By Bernard Cornwell
Bernard Cornwell is a master of historical fiction, but Enemy of God may be his finest hour — a novel that takes the gilded myth of Camelot and strips it back to something rawer, muddier, and far more human. Picking up directly where The Winter King left off, Arthur stands at the height of his power, the warring British kingdoms uneasy but allied, the Saxon threat held at bay, and Mordred’s throne — that troublesome, lame boy-king whose claim Arthur has sworn to protect — temporarily secure. It should be a golden age. Cornwell, of course, has other ideas.
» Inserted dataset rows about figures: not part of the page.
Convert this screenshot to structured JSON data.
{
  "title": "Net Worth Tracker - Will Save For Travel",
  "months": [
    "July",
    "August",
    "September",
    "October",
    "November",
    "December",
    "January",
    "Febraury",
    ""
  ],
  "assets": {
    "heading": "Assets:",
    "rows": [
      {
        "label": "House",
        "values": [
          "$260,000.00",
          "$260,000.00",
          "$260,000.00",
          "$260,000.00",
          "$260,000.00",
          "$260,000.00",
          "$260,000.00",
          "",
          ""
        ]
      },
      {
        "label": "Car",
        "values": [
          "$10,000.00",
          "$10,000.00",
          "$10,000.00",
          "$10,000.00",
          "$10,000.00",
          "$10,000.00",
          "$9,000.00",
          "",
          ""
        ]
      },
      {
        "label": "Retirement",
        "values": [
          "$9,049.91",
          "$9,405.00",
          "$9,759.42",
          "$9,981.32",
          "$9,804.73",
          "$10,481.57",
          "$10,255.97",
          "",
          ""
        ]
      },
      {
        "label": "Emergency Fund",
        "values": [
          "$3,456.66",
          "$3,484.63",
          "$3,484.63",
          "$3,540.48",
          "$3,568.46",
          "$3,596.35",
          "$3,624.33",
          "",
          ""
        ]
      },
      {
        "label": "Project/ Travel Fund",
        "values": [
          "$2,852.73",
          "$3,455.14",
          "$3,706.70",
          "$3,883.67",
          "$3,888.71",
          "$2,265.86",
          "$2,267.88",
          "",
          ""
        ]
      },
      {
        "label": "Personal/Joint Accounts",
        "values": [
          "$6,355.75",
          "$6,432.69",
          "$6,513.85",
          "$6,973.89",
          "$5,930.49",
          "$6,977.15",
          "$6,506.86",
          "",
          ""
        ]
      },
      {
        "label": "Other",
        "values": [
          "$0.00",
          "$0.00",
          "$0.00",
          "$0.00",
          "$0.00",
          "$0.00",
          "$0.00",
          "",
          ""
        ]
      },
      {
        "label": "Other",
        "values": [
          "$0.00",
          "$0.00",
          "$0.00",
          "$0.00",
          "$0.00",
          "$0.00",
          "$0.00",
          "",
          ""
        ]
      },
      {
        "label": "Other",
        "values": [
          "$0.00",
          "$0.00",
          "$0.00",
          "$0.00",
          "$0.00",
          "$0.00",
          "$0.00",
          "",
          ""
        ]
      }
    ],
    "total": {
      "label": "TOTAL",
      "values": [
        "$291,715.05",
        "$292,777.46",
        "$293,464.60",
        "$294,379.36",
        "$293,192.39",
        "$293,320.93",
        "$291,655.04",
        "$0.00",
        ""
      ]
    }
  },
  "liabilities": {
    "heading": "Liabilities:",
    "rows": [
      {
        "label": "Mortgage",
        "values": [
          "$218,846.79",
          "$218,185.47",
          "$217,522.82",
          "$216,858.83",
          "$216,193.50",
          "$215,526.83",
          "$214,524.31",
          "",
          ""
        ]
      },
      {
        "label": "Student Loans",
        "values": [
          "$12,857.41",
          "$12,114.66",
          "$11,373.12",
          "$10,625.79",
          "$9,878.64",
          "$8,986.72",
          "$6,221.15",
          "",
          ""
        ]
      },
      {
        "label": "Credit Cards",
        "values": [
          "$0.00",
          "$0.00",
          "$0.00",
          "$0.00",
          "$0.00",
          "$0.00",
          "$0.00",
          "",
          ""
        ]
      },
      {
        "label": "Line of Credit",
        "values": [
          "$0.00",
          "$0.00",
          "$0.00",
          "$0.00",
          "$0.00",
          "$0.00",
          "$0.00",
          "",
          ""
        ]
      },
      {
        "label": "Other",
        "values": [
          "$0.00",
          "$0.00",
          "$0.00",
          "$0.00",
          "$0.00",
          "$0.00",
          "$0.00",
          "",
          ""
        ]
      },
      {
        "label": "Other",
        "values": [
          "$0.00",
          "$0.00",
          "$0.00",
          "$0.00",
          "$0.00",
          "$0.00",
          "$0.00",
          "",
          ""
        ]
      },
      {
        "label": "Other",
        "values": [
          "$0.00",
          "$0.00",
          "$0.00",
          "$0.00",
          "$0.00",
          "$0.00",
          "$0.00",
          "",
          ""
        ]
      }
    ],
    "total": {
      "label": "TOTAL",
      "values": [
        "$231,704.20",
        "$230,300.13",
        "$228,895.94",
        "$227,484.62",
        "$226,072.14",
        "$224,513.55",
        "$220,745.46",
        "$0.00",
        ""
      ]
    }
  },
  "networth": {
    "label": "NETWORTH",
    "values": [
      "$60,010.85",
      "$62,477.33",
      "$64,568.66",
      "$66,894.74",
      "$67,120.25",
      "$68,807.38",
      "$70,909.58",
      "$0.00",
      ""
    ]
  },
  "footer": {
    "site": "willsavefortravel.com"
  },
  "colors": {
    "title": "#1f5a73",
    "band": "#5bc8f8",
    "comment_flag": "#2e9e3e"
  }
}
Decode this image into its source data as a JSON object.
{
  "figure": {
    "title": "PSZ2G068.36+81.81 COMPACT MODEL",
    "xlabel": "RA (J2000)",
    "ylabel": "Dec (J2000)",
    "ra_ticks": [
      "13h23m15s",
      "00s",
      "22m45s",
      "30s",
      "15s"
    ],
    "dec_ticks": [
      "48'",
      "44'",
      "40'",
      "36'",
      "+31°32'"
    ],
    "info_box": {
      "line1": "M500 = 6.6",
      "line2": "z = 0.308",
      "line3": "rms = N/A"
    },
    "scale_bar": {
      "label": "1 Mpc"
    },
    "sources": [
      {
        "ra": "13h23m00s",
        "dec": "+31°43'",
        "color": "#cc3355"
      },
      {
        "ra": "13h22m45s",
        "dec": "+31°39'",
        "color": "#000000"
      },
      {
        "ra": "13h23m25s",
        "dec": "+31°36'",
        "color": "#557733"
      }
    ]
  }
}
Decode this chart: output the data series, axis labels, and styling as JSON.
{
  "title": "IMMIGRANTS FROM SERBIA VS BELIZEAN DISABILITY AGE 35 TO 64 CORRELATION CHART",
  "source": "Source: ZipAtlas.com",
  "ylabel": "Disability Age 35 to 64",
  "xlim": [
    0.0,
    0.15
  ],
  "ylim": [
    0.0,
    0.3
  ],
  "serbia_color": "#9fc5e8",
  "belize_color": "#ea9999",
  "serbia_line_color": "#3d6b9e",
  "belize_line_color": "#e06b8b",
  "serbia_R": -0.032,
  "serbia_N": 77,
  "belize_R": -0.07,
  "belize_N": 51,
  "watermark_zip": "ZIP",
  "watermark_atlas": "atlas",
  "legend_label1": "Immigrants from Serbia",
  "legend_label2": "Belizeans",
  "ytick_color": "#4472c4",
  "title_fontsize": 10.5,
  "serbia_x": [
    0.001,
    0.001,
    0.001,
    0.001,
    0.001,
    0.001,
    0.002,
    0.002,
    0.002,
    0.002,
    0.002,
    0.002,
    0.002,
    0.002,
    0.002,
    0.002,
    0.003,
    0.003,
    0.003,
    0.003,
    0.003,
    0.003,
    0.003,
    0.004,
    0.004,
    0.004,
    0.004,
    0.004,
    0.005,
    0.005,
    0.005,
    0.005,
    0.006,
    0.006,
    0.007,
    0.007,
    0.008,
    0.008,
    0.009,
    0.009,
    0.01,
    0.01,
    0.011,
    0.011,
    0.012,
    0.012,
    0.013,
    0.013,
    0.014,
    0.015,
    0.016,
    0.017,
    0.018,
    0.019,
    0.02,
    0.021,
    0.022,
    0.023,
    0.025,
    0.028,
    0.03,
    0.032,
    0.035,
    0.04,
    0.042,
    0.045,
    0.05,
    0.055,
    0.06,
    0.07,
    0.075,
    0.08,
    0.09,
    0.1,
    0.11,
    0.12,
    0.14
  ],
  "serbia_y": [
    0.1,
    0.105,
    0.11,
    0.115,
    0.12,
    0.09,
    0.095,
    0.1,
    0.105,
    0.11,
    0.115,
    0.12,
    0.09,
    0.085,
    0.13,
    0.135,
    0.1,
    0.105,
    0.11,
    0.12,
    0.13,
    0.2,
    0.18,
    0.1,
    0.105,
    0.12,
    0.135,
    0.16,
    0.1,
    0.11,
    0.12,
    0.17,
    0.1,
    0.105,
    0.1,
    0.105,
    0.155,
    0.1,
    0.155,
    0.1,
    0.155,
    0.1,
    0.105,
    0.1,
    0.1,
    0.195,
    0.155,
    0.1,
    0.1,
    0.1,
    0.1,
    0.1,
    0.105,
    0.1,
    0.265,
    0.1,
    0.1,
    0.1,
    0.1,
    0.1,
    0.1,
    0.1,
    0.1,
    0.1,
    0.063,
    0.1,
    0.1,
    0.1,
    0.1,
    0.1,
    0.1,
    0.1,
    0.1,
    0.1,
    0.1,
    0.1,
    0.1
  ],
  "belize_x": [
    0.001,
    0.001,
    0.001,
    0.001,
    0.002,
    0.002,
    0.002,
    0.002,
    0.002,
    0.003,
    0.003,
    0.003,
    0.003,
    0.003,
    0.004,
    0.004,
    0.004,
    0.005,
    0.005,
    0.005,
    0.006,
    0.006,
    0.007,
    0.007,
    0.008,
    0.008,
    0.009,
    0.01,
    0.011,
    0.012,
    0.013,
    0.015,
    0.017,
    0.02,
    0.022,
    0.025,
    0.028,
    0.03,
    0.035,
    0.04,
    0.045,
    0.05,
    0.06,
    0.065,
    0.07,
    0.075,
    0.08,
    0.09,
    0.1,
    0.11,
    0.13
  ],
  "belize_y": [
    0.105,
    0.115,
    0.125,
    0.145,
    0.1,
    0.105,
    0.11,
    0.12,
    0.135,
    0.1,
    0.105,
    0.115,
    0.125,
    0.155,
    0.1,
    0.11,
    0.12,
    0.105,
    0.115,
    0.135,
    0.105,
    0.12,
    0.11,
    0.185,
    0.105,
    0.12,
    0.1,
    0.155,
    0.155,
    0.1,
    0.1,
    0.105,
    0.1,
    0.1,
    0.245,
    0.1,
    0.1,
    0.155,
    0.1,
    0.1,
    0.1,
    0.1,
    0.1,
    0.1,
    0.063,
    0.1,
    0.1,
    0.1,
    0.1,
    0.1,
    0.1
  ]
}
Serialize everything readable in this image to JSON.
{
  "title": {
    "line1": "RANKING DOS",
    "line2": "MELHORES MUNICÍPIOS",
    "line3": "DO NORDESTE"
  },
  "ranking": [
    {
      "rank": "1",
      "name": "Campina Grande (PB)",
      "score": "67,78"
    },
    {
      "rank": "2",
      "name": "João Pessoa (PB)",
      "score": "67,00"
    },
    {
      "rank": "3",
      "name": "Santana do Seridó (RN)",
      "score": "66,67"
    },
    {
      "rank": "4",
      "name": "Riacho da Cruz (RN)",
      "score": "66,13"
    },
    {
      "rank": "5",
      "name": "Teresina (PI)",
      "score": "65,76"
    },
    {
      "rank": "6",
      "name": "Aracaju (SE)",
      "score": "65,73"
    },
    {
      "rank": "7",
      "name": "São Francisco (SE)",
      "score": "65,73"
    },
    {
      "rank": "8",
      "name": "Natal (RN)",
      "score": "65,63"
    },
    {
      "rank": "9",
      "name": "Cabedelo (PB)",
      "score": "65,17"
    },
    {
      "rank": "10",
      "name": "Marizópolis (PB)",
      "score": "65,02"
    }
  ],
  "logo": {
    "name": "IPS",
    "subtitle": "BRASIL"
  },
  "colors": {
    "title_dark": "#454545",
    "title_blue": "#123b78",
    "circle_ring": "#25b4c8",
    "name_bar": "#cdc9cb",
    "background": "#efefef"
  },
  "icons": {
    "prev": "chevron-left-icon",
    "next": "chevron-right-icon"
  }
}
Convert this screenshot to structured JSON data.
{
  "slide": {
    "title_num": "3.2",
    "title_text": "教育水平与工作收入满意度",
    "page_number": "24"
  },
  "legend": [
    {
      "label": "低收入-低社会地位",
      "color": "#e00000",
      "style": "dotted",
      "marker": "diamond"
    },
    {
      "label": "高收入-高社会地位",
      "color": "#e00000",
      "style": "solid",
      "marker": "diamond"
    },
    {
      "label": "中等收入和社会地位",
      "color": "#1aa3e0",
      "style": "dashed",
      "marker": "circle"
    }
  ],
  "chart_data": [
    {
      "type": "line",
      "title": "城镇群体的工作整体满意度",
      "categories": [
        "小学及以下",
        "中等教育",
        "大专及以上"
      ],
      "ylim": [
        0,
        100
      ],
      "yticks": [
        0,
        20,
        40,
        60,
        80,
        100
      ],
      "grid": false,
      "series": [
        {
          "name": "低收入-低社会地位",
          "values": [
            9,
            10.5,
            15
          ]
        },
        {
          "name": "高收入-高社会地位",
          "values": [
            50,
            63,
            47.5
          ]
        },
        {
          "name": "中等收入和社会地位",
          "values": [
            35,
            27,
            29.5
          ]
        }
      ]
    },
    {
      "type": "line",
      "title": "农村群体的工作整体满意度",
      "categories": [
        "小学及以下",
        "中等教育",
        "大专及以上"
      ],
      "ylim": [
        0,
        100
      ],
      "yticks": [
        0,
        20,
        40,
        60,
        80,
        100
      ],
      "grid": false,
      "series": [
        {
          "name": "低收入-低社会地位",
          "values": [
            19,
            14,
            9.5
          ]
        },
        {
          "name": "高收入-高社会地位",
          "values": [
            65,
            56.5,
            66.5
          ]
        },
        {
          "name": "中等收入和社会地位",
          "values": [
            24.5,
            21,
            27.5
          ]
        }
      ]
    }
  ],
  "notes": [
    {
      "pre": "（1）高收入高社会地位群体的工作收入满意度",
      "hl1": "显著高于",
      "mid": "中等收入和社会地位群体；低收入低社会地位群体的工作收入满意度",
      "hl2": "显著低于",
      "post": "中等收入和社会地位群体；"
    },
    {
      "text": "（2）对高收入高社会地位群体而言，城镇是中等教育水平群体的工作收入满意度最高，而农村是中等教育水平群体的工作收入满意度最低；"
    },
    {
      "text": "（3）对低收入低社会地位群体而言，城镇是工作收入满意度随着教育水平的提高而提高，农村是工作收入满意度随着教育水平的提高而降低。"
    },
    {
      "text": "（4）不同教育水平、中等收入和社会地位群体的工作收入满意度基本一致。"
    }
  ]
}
The novel is narrated in flashback by Derfel, Arthur’s warrior and confidant, now an old monk setting down his memories of a world long gone. It is Cornwell’s genius to let Derfel tell the story with the weight of hindsight heavy on every sentence — hinting at catastrophes to come, at betrayals not yet named, but always threading through the darkness a sliver of stubborn, aching hope. One passage captures this perfectly. Derfel recalls a summer that looked, on the surface, like everything Arthur had fought for:
“Arthur was at the height of his powers, Merlin sunned himself in our garden with my three small daughters clamouring for stories, Ceinwyn was happy, Guinevere basked in her lovely new Sea Palace with its arcades and galleries and dark hidden temple, Lancelot seemed content in his kingdom by the sea, the Saxons fought each other, and Dumnonia was at peace. It was also, as I remember, a summer of utter misery. For it was the summer of Tristan and Iseult.”
That pivot — from apparent paradise to “utter misery” in a single breath — is Cornwell at his most precise. It is also, in miniature, the entire emotional architecture of the book.
At the heart of Enemy of God is Arthur’s almost tragic devotion to the rule of law and the sanctity of oaths — and the slow, devastating discovery of how few around him share that devotion. Lancelot, all gleaming reputation and hollow charm, reveals a treachery that cuts to the bone. Guinevere, brilliant and dangerous, is implicated in machinations that chip away at everything Arthur has built. And through it all, Arthur remains bound by his oath to protect young Mordred — a boy-king who inspires no loyalty, deserves little affection, and yet represents, for Arthur, the entire principle of legitimate order. It is a burden that is quietly destroying him. Meanwhile, Derfel’s discovery of his own father adds a deeply personal strand to the epic — a reminder that even in a story of kings and warlords, identity and belonging cut just as deep as any sword.
The world Cornwell builds around these characters crackles with conflict — Saxon pressure on the borders, bitter religious warfare between the old Druid ways and a Christianity that is politically ruthless and spiritually convenient, and the endless double-dealing of kings and chieftains who mouth the word “alliance” while sharpening their knives. This is the book where Arthur’s idealism begins to fracture, where the gap between the legend and the man starts to widen into something irreparable. The theme of oaths — who swears them, who keeps them, who weaponises them and who is destroyed by them — runs through every chapter like a dark thread, binding the characters together even as it tears them apart.
The audiobook narration by Jonathan Keeble is exceptional. His voice is muscular but mournful — perfectly calibrated for Derfel’s world-weary retelling from the far side of loss. Keeble understands that Derfel is not simply recounting events but mourning them, and he brings that weight to every scene without ever tipping into sentimentality. He picks up on Cornwell’s structural hints — the asides, the dark foreshadowings, the moments where Derfel’s composure almost breaks — and honours them with restraint and precision. His pacing is superb: knowing when to push forward through the battle scenes and when to let a quieter, more devastating moment breathe. If you have not encountered Keeble’s narration before, this is a masterclass.
Enemy of God is that rare thing — a sequel that surpasses its predecessor. Essential listening.